O kadar çok farklı fraksiyon ve grup var ki bugün; herkesin kendi kafasındaki doğruyu diğerlerine dayatmaya kalkacağı bir süreçten barışın çıkması çok zor. Sonuna kadar intikam denilecek, farklılık ve çeşitliliklerin yok sayılacağı bir rejim kurulmaya kalkılacaksa Suriyelilerin kanının akmaya devam edeceği maalesef çok açık.

Bu nedenle asıl zorlu günler şimdi başlıyor çünkü barışı inşa etmek çoğu kez savaştan bile zordur.

Verilecek imtihanı zorlaştıran bir başka husus daha var. O da bu coğrafyayı satranç tahtası gibi gören büyük güçlerin varlığı. Suriye'de kurulacak bir düzenin inşasında bu güçler nasıl bir rol oynayacak. Bu nedenle barışın tesisinde kazanan güçlerin birilerinin taşeronu olmak yerine kalpleri Suriye'nin felahı için atmalı.

Suriyeli kardeşlerime önerim bugünkü rolünden bağımsız olarak ABD'nin kuruluş hikâyesini sakin kafa ile okumalarını salık vermek olabilir. Belki de bu hikâye Suriyeliler için bir misal olabilir.

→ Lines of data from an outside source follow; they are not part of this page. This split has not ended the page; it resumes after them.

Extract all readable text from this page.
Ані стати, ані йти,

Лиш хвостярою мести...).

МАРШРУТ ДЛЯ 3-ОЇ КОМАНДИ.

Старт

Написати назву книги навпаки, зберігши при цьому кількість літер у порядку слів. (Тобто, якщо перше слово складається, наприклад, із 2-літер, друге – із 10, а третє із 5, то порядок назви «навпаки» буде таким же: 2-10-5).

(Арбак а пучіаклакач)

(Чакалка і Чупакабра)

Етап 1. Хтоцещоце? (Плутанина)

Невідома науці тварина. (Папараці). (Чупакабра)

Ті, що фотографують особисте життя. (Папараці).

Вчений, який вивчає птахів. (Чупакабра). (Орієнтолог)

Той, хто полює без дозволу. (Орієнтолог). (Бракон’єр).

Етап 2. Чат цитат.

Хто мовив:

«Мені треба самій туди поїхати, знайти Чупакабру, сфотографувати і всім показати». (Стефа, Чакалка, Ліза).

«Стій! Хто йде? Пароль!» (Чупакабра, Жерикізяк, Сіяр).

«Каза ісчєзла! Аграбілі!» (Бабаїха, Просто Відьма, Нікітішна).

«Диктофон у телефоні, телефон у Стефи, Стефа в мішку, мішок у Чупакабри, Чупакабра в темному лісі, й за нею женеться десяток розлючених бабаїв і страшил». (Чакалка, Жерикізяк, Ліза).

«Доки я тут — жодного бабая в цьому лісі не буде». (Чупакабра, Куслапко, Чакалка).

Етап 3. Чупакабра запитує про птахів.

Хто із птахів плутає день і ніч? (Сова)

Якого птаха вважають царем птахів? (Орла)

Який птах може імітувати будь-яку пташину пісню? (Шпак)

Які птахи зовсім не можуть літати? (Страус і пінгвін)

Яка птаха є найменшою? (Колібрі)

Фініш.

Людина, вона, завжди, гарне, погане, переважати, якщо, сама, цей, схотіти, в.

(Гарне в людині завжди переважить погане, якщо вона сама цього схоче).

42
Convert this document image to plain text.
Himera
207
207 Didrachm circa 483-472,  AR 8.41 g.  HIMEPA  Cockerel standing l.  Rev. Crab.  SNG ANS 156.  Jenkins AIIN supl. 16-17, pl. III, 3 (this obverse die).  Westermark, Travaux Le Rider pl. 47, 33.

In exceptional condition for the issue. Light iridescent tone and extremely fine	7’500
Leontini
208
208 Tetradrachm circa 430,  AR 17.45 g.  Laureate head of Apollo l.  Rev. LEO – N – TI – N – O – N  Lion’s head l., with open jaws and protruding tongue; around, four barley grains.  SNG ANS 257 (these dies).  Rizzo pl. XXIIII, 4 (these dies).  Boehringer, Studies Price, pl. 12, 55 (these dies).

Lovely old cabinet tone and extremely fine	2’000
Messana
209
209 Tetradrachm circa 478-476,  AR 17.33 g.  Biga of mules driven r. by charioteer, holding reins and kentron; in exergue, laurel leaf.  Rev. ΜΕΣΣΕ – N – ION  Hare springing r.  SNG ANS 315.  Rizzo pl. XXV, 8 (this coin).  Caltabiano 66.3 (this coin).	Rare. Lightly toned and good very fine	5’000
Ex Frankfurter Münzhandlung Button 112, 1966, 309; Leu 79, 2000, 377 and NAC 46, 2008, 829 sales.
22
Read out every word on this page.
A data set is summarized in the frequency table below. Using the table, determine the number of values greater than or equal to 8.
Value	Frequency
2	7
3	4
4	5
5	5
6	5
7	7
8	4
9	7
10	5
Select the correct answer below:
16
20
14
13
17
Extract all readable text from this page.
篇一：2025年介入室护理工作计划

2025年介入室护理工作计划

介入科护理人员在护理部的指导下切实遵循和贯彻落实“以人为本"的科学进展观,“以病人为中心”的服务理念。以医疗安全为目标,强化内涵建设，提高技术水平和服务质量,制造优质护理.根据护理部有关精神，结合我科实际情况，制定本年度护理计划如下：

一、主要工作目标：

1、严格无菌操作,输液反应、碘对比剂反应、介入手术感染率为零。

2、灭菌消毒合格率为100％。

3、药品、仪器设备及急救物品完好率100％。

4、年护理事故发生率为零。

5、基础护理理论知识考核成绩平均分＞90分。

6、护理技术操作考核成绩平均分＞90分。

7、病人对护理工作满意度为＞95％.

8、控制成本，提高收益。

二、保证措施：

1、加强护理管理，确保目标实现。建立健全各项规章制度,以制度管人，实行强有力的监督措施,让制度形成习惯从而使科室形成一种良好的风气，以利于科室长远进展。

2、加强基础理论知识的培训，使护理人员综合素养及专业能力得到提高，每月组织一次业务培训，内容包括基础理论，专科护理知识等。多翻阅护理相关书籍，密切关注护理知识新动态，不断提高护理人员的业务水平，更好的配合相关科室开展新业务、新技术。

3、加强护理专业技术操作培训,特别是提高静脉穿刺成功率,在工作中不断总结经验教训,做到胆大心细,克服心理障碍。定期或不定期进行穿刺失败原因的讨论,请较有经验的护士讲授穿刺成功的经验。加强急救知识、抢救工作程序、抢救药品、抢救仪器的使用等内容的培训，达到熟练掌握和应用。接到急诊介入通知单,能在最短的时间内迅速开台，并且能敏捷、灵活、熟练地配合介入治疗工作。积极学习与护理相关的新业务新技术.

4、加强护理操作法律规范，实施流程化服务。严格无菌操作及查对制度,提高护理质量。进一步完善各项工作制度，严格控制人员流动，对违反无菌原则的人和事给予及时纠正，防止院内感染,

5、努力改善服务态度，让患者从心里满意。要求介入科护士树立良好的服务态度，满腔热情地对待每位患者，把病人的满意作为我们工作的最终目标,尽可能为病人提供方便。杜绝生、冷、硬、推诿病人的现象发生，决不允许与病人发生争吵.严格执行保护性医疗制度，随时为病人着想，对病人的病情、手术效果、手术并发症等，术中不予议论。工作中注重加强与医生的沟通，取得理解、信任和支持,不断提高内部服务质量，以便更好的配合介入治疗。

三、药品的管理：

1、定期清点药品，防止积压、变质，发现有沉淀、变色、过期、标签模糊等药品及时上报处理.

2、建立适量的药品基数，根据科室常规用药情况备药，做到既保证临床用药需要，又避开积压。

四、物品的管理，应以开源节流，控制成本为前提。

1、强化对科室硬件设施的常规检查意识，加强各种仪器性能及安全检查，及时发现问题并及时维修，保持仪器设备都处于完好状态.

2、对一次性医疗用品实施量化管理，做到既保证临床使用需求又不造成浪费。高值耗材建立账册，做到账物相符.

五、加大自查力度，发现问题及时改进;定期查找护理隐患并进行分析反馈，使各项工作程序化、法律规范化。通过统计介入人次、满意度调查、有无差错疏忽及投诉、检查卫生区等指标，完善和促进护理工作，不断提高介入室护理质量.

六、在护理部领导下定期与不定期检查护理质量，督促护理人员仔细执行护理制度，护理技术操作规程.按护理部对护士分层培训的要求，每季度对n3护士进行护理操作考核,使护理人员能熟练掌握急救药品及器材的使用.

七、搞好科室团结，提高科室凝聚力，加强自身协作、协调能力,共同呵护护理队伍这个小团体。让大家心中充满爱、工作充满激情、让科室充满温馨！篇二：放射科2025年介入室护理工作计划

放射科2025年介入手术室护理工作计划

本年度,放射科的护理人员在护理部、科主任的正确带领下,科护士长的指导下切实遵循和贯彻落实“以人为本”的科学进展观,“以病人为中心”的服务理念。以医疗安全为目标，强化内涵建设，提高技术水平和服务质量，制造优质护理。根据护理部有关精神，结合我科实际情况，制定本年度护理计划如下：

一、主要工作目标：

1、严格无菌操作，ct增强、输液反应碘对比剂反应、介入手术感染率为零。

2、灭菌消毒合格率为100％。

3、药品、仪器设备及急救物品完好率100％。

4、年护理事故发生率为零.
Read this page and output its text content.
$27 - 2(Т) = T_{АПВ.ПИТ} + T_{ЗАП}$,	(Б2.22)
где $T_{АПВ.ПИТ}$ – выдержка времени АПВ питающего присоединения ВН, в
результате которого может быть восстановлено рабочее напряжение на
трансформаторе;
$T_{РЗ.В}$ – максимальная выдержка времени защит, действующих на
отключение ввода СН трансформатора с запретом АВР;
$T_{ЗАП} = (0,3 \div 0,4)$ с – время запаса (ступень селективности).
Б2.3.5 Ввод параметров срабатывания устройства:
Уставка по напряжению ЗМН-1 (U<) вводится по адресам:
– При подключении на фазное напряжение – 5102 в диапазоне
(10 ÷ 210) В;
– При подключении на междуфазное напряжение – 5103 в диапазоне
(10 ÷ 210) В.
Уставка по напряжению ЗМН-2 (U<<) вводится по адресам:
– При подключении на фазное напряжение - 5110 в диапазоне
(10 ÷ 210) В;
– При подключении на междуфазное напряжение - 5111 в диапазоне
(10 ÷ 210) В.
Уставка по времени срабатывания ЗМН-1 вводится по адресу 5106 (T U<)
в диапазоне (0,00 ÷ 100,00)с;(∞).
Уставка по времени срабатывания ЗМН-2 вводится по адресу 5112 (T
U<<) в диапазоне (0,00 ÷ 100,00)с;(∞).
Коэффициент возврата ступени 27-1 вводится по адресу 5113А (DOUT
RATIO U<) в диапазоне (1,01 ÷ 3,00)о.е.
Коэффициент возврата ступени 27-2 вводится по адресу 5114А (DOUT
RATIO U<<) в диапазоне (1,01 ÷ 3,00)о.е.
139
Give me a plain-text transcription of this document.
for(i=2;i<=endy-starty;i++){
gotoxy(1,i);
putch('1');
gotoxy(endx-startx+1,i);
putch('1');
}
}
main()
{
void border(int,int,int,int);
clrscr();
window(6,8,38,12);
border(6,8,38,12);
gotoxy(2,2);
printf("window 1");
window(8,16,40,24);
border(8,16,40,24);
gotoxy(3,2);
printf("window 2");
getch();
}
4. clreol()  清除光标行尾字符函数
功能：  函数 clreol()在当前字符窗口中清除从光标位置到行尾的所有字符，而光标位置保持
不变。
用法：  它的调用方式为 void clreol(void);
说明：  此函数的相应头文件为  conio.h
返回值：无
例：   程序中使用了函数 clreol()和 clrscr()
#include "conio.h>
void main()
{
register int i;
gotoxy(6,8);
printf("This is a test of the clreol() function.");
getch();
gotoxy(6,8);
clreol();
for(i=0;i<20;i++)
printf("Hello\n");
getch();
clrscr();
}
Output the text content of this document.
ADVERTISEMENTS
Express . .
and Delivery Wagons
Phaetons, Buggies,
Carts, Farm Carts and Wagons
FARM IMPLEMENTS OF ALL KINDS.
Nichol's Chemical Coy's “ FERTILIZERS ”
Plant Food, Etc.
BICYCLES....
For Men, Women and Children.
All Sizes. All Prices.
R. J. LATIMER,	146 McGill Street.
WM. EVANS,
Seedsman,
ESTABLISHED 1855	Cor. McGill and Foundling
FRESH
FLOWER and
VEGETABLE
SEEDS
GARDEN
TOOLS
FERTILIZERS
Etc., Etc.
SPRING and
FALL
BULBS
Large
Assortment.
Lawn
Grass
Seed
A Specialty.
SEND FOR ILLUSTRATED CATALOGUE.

İngiliz İmparatorluğuna karşı isyan eden Amerikan Kolonileri zaferden sonraki kritik süreçte birçok badire atlatmış, istese kral olabilecek G. Washington "Zaten bir kralımız-kraliçemiz vardı" diyerek krallık tekliflerini reddetmişti. Amerikan Anayasası hazırlanırken süren tartışmalar sonucu varılan nokta ise "Biz neden Avrupa'dan kaçtık, ve şimdi oradaki hikayeyi tekrarlamak mı istiyoruz yoksa yeni bir hikaye mi yazmak istiyoruz" olmuştu.